Lagos — The Lagos Chamber of Commerce and Industry (LCCI) yesterday said the nation's economy still remained vulnerable to external shocks due to lingering fluctuations in global oil prices.
The President of LCCI, Mrs. Toki Mabogunje, who disclosed this at an interactive session with the media in Lagos, said the volatility in the international oil prices and the slow fiscal growth explained why Moody and Fitch, two global credit agencies, downgraded the nation's economic outlook from stable to negative recently.
While appraising the state of the nation's economy further, the industrialist noted that despite the sustained recovery of the economy, the growth remained fragile as it is not broad-based across sectors.
She said: "In the third quarter of 2019, 10 sectors expanded, six contracted and three recorded moderation in growth. We believe the economy is not growing fast enough to create opportunities for the citizens."
The LCCI President called on government to as a matter of urgency intensify diversification efforts and embrace structural reforms to attract private investment in stimulating economic growth.
Commenting on business environment, she attributed the progress in the 'ease of doing business assessment' to efforts of the Presidential Enabling Business Environment Council (PEBEC) and some improvements in government processes.
Mabogunje, however, noted that many businesses were struggling to survive on the back of multiplicity of levies, infrastructure challenge, sluggish growth, excessive regulation, high cost of credit and government policies.

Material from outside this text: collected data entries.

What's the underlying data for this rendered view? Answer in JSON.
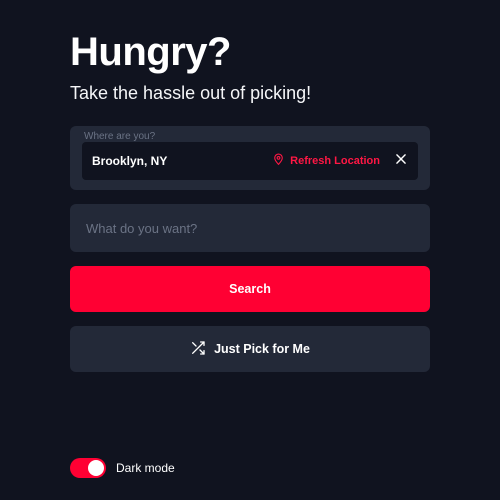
{
  "header": {
    "title": "Hungry?",
    "subtitle": "Take the hassle out of picking!"
  },
  "location": {
    "float_label": "Where are you?",
    "value": "Brooklyn, NY",
    "refresh_label": "Refresh Location"
  },
  "query": {
    "placeholder": "What do you want?"
  },
  "buttons": {
    "search": "Search",
    "random": "Just Pick for Me"
  },
  "darkmode": {
    "label": "Dark mode",
    "on": true
  },
  "colors": {
    "accent": "#ff0033",
    "bg": "#10131f",
    "panel": "#232938"
  }
}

According to her, considering the role of business in the economy, government should vigorously implement friendly policies to support expansion of business.
The Organised Private Security (OPS) group noted further a sustained uptick in headline inflation since September 2019; adding that the rising inflation, particularly the food prices, has a profound welfare effect on citizens as it weakens purchasing power and escalates poverty conditions as food is basic to human existence.
On the Finance Act, the LCCI boss confirmed that the act will help support the funding and implementation of the 2020 budget but expressed concern over the increase in VAT rate from 5percent to 7.5percent.
She pointed out that the new tax regime would not support manufacturers and other stakeholders in the real economy while it will also affect cost of production and profit margin, with consumers at the receiving end.
She advised the government to utilise the additional income that will be generated from the increase in VAT to develop quality infrastructure and that it should not be used only on payment of workers' salaries.